Australian cricketer Phillip Hughes died Thursday from a "catastrophic" injury to his head, two days after being struck by a delivery during a match.

Australia captain Michael Clarke, trying to compose himself several times, read a brief statement on behalf of Hughes' parents, brother and sister at a news conference at St. Vincent's Hospital that was broadcast live around Australia.

"We're devastated by the loss of our much-loved son and brother Phillip. Cricket was Phillip's life, and we as a family shared that love of the game with him ... We love you," Clarke read, holding back tears before leaving the room.

Hughes was wearing a helmet Tuesday when he was hit after attempting to hook a short-pitch ball from New South Wales fast bowler Sean Abbott.

Dr. Tony Grabs, a surgeon and director of trauma services who treated Hughes at St. Vincent's, said the 25-year-old cricketer had died from a rare injury — there have been only 100 documented cases of vertebral artery dissection — which resulted in severe bleeding on his brain.
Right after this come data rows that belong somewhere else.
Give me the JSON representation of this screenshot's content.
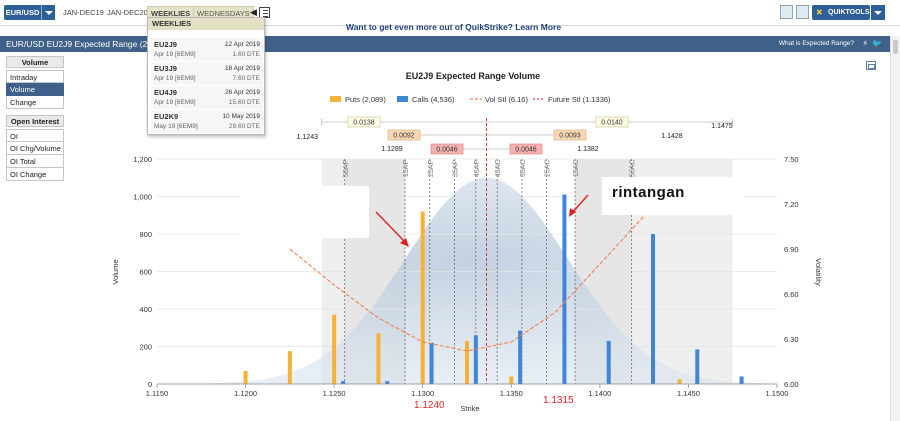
{
  "topbar": {
    "pair_label": "EUR/USD",
    "tabs": [
      "JAN-DEC19",
      "JAN-DEC20",
      "WEEKLIES",
      "WEDNESDAYS"
    ],
    "quiktools_label": "QUIKTOOLS",
    "promo": "Want to get even more out of QuikStrike? Learn More"
  },
  "titlebar": {
    "title": "EUR/USD EU2J9 Expected Range (2",
    "what_is": "What is Expected Range?"
  },
  "sidebar": {
    "volume_header": "Volume",
    "volume_items": [
      "Intraday",
      "Volume",
      "Change"
    ],
    "oi_header": "Open Interest",
    "oi_items": [
      "OI",
      "OI Chg/Volume",
      "OI Total",
      "OI Change"
    ]
  },
  "weeklies_dropdown": {
    "header": "WEEKLIES",
    "items": [
      {
        "name": "EU2J9",
        "date": "12 Apr 2019",
        "sub": "Apr 19  [6EM9]",
        "dte": "1.60 DTE"
      },
      {
        "name": "EU3J9",
        "date": "18 Apr 2019",
        "sub": "Apr 19  [6EM9]",
        "dte": "7.60 DTE"
      },
      {
        "name": "EU4J9",
        "date": "26 Apr 2019",
        "sub": "Apr 19  [6EM9]",
        "dte": "15.60 DTE"
      },
      {
        "name": "EU2K9",
        "date": "10 May 2019",
        "sub": "May 19  [6EM9]",
        "dte": "29.60 DTE"
      }
    ]
  },
  "annotations": {
    "label": "rintangan",
    "support_value": "1.1240",
    "resistance_value": "1.1315"
  },
  "chart_data": {
    "type": "bar",
    "title": "EU2J9 Expected Range Volume",
    "xlabel": "Strike",
    "ylabel": "Volume",
    "y2label": "Volatility",
    "xlim": [
      1.115,
      1.15
    ],
    "ylim": [
      0,
      1200
    ],
    "y2lim": [
      6.0,
      7.5
    ],
    "x_ticks": [
      "1.1150",
      "1.1200",
      "1.1250",
      "1.1300",
      "1.1350",
      "1.1400",
      "1.1450",
      "1.1500"
    ],
    "y_ticks": [
      "0",
      "200",
      "400",
      "600",
      "800",
      "1,000",
      "1,200"
    ],
    "y2_ticks": [
      "6.00",
      "6.30",
      "6.60",
      "6.90",
      "7.20",
      "7.50"
    ],
    "legend": [
      "Puts (2,089)",
      "Calls (4,536)",
      "Vol Stl (6.16)",
      "Future Stl (1.1336)"
    ],
    "colors": {
      "puts": "#f5b235",
      "calls": "#3f86d9",
      "vol": "#f0824e",
      "future": "#d33a3a"
    },
    "series": [
      {
        "name": "Puts",
        "x": [
          1.12,
          1.1225,
          1.125,
          1.1275,
          1.13,
          1.1325,
          1.135,
          1.1445
        ],
        "values": [
          70,
          175,
          370,
          270,
          920,
          230,
          40,
          25
        ]
      },
      {
        "name": "Calls",
        "x": [
          1.1255,
          1.128,
          1.1305,
          1.133,
          1.1355,
          1.138,
          1.1405,
          1.143,
          1.1455,
          1.148
        ],
        "values": [
          15,
          15,
          220,
          260,
          285,
          1010,
          230,
          800,
          185,
          40
        ]
      }
    ],
    "vol_curve": {
      "x": [
        1.1225,
        1.125,
        1.1275,
        1.13,
        1.1325,
        1.135,
        1.1375,
        1.14,
        1.1425
      ],
      "values": [
        6.9,
        6.66,
        6.44,
        6.28,
        6.22,
        6.28,
        6.48,
        6.8,
        7.12
      ]
    },
    "future_settle": 1.1336,
    "strike_labels": [
      {
        "label": "50AP",
        "x": 1.1256
      },
      {
        "label": "15AP",
        "x": 1.129
      },
      {
        "label": "25AP",
        "x": 1.1304
      },
      {
        "label": "35AP",
        "x": 1.1318
      },
      {
        "label": "45AP",
        "x": 1.133
      },
      {
        "label": "45AC",
        "x": 1.1342
      },
      {
        "label": "35AC",
        "x": 1.1356
      },
      {
        "label": "25AC",
        "x": 1.137
      },
      {
        "label": "15AC",
        "x": 1.1386
      },
      {
        "label": "50AC",
        "x": 1.1418
      }
    ],
    "range_boxes": [
      {
        "label": "0.0138",
        "row": 1,
        "color": "yellow"
      },
      {
        "label": "0.0140",
        "row": 1,
        "color": "yellow"
      },
      {
        "label": "0.0092",
        "row": 2,
        "color": "orange"
      },
      {
        "label": "0.0093",
        "row": 2,
        "color": "orange"
      },
      {
        "label": "0.0046",
        "row": 3,
        "color": "red"
      },
      {
        "label": "0.0046",
        "row": 3,
        "color": "red"
      }
    ],
    "range_values": [
      "1.1243",
      "1.1475",
      "1.1289",
      "1.1382",
      "1.1428"
    ]
  }
}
"We did a CAT scan of the head to determine what we could do," Grabs said. "This occurred very early and it was recognized we had to make an intervention to help get the pressure down in the brain. He had extensive surgery to remove some of the skull from around his brain to help allow the brain to expand so it wasn't compressed."

Australian team doctor Peter Brukner said Hughes' recovery did not go as hoped.

"Over a period of the first 24 to 48 hours he did not make very much improvement and unfortunately, as a consequence of the injury, he died," Brukner said.

Cricket Australia chief executive James Sutherland said Hughes was immensely talented and dearly loved: "Without doubt, he was a rising star whose best cricket was still ahead of him."

"The word tragedy gets used too often in sport, but this freak accident is real life tragedy," Sutherland said. "Just days short of his 26th birthday, Phillip has been taken away from us too soon. He will forever be remembered as one of the elite few to have worn the baggy green cap, cap number 408."

Also at the news conference, doctors said Hughes was in the care of two specialist doctors before an ambulance and paramedics arrived at the Sydney Cricket Ground, making their delayed response less relevant, Brukner said. It took two phone calls and 15 minutes for an ambulance to get to an unconscious Hughes.

"I think ambulance waiting time is really more relevant when the injured person is not being treated," Brukner said. "I think by any standard or observation, he was receiving excellent quality treatment. Hence, he arrived at the hospital in excellent condition."

Brukner announced the death earlier Thursday in a statement, saying Hughes never regained consciousness. The statement was issued shortly after Australian opener David Warner, one of the first players to help Hughes when he collapsed on the field, had left the hospital in tears.

Hughes' mother and sister were at the match when he was he was hurt, and kept vigil at the hospital. Clarke, a close friend, was among dozens of former and current teammates and stars of the game who visited the hospital to offer their support.

Prime Minister Tony Abbott described Hughes as a "young man living out his dream," adding "it's a very sad day for cricket and a heartbreaking day for his family."

Messages of support poured in from all around the world after Hughes stumbled, leaned over and then collapsed after being hit behind the left ear when he mis-timed a short-pitch delivery while batting for South Australia against New South Wales in a Sheffield Shield match.

Deaths are rare in cricket, although Hughes is the second player in two years to sustain a fatal blow.

Darryn Randall, who was 32 and a former first-class player in South Africa, was killed after being struck on the side of the head during a Border Cricket Board Premier League match in the Eastern Cape last year.

At the Australian Open golf tournament not far from St. Vincent's, a large gallery following Adam Scott heard of Hughes' death and some wiped tears from their eyes.

Hughes played 26 test matches for Australia after making his debut in 2009, but despite a sparkling start to his international career at 19, he was not able to earn a regular spot in the starting lineup.

After making 75 in his first test innings against South Africa in Johannesburg, he posted centuries in each innings of his second test, becoming the youngest player ever to do that in test cricket. But he struggled on the subsequent tour of England and was in and out of the Australian team four more times. He was on the verge of another test recall when he was fatally struck.

The injury sparked debate about short-pitch bowling in the game.

Bouncers, where a fast bowler aims to push the batsman back toward the stumps with a ball that lands halfway down the pitch and rears up above chest or head height, are still a regular and acceptable part of the game.

The International Cricket Council revised its laws on short-pitch bowling in the early 1990s, putting restrictions on the number of short-pitch balls allowed per over to stamp out bowlers merely using the delivery to intimidate batsmen.

Sutherland said Sean Abbott was being counseled, had visited Hughes in the hospital and had been consoled by Clarke and members of Hughes' family.